What you then have to keep in mind is that implicit in all code which uses lock-free operations is a control of the order in which events occur, so that we ensure this ordering of load and store barriers is honoured. Consider a lock-free linked-list; for a thread to be able to read an element from the list, an element must be in the list - otherwise, how else can the reading thread even know of the existence of that element? So we see that inherent in the linked-list code is control of the order of events - an element must be added to the list before it can be read while in the list.
So if we consider an element, first it must be added, so the store barrier is issued (to ensure the void pointer of user data reaches memory before our adjustments to the linked list pointers) and the atomic operation necessary to add the element occurs; and then, when we come to read, a load barrier is issued before we try to read the element - so when we read, we know we are seeing all elements which have been added to the list prior to the issuing of the load barrier. Of course, more elements could be added the instant after the load barrier is issued - but we won't see these elements (or, rather, we're not guaranteed to see them - we might get lucky and they might end up being visible anyway) - but that's okay; we will see everything up to the point the load barrier was issued - and that's enough because in general, when programming, from the users point of view, the operations performed by a function are considered to have fully occurred by the time the function returns. So when a user adds a new element, he expects the element to be added by the time the linked list "add new element" function returns. Similarly, when reading the list, the user expects the function to see everything that has happened up to the point the "read element" function is called. These expectations are honoured; if the "add" functions have returned, their effects will be seen by any "read" function which occurs afterwards.
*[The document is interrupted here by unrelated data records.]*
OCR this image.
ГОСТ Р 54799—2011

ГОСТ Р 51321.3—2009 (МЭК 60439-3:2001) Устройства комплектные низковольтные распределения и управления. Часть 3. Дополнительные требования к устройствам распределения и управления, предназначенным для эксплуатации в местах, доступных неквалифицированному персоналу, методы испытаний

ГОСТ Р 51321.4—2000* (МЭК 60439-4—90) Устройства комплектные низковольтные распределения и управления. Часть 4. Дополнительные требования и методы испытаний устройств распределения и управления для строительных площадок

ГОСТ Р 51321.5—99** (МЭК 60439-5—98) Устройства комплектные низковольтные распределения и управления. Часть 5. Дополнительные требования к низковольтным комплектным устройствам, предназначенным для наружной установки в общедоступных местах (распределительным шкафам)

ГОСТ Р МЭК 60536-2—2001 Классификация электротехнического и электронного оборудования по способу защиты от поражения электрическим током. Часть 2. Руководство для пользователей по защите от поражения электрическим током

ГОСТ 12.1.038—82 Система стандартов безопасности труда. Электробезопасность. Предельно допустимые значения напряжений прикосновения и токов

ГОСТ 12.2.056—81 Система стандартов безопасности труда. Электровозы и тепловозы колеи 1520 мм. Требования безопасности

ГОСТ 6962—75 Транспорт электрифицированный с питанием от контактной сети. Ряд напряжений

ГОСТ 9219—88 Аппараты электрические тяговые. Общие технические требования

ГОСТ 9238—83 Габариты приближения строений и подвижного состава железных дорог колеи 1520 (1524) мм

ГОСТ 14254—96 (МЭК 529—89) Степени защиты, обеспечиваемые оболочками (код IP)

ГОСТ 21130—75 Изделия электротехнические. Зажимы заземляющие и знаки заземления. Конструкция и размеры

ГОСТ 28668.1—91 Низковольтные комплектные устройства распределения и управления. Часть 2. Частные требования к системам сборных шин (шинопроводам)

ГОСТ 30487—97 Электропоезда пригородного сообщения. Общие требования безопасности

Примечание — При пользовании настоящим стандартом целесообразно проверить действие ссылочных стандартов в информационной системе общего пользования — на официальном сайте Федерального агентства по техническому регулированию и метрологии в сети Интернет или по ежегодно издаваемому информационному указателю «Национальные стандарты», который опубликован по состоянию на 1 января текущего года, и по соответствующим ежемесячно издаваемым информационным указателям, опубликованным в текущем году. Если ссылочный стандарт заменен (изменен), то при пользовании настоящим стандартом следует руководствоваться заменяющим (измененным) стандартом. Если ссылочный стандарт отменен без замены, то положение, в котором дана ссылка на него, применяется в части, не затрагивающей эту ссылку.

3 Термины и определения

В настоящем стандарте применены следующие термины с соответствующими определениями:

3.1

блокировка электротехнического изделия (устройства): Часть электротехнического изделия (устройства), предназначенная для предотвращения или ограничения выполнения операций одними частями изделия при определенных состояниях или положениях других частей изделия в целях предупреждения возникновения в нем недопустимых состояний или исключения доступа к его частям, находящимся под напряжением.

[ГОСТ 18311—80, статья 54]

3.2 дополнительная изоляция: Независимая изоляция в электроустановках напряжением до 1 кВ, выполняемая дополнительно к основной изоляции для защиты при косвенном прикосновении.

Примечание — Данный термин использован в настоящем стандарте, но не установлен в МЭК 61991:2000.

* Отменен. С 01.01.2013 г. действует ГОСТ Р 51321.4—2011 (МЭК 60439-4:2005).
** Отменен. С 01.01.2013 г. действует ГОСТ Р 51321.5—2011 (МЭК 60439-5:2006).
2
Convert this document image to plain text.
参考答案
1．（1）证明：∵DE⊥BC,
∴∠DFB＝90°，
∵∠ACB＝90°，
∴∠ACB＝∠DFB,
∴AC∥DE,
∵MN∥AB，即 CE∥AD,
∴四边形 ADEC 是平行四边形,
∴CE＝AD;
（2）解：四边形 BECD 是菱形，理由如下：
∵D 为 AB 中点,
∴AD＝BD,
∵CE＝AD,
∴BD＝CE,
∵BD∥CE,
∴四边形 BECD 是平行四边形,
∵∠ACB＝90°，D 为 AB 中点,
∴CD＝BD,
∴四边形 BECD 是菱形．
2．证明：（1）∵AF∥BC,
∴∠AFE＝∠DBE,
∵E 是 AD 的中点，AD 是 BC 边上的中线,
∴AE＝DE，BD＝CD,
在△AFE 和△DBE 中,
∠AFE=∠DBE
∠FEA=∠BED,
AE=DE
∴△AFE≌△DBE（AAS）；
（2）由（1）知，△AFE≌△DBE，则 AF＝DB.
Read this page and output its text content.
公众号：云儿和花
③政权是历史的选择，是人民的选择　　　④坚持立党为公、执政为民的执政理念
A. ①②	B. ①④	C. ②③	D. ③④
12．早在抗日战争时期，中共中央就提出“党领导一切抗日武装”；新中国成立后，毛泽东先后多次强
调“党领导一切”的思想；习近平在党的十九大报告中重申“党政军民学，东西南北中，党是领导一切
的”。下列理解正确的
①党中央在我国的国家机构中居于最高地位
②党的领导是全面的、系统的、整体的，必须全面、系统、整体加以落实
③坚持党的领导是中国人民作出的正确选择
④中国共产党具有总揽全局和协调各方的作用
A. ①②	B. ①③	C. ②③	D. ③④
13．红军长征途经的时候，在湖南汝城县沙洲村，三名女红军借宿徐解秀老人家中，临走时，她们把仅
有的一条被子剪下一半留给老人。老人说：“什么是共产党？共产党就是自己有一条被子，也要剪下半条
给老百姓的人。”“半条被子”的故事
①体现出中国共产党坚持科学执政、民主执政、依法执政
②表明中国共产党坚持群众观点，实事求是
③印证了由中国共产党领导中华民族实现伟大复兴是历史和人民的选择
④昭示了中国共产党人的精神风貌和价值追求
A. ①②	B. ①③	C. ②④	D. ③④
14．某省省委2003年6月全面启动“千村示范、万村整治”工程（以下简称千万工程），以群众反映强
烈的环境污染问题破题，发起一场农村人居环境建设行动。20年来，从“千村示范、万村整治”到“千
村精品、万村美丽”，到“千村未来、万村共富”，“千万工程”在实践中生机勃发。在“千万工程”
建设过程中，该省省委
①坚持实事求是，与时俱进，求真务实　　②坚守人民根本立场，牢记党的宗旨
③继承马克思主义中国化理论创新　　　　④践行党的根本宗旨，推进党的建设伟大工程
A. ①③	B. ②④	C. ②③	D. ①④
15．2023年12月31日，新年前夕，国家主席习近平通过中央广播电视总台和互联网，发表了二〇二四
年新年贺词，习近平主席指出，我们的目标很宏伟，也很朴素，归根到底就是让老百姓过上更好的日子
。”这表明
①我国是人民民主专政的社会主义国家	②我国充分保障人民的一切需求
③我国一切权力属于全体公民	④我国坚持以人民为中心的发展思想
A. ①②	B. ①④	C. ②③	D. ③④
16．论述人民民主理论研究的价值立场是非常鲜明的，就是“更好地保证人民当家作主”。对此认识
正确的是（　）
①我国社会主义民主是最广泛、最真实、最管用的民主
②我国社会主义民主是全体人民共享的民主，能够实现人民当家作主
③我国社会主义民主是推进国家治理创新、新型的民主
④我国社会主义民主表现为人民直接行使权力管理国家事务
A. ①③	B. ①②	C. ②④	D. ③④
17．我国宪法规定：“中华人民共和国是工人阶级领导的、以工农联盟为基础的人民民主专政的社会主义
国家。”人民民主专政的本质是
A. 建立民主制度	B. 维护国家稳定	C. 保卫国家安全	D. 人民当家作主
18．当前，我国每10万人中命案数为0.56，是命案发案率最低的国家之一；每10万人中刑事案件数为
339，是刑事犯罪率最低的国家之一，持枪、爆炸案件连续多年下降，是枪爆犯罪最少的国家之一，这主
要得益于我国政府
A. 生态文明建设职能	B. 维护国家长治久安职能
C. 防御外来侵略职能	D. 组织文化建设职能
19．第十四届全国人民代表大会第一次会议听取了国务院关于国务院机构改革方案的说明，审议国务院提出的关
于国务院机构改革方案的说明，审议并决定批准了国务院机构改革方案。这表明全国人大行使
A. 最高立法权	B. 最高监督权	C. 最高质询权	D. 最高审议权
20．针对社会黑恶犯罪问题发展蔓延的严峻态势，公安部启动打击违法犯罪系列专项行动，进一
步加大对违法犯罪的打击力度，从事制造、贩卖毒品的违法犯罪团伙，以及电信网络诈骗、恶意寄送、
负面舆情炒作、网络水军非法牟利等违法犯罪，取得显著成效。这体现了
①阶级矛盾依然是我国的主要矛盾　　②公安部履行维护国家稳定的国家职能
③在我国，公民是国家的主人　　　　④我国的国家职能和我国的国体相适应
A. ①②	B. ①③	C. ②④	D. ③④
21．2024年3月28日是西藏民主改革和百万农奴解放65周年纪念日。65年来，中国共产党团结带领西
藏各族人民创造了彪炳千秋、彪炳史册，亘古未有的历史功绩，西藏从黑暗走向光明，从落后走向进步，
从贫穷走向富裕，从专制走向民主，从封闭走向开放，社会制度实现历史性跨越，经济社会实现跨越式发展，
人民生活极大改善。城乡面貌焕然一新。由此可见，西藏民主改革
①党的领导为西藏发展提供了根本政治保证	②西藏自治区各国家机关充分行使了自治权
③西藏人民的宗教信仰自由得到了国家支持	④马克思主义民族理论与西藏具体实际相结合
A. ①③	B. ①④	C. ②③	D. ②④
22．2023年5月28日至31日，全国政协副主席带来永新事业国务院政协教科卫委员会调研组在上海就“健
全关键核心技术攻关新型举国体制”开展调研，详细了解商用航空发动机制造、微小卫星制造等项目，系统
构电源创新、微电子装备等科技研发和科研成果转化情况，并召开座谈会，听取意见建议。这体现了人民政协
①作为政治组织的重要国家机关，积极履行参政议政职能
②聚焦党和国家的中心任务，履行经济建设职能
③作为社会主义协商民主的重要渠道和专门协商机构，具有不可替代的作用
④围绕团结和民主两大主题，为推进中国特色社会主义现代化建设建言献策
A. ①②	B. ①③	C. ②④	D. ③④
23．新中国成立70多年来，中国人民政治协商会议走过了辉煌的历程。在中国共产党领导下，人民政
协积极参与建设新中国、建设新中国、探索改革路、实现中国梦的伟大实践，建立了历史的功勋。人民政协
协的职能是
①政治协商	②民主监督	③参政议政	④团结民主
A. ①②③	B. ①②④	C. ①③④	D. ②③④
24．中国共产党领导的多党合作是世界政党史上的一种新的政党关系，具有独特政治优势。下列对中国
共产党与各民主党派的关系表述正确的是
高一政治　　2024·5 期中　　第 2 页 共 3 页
If however an "add" function is called after the load barrier is issued, then the "add" function must be being called after the "read" function has been called, and so it's okay if the results of that "add" function are not seen.
The memory modified by atomic operations does not need barriers, as atomic operations always read and write directly from memory (or at least out to the cache coherency protocol, which amounts to the say thing). They really know the truth, always.
It is the same for all lock-free data structures. A key part of their design always is to ensure the order of events is correct, so that data is always correctly read.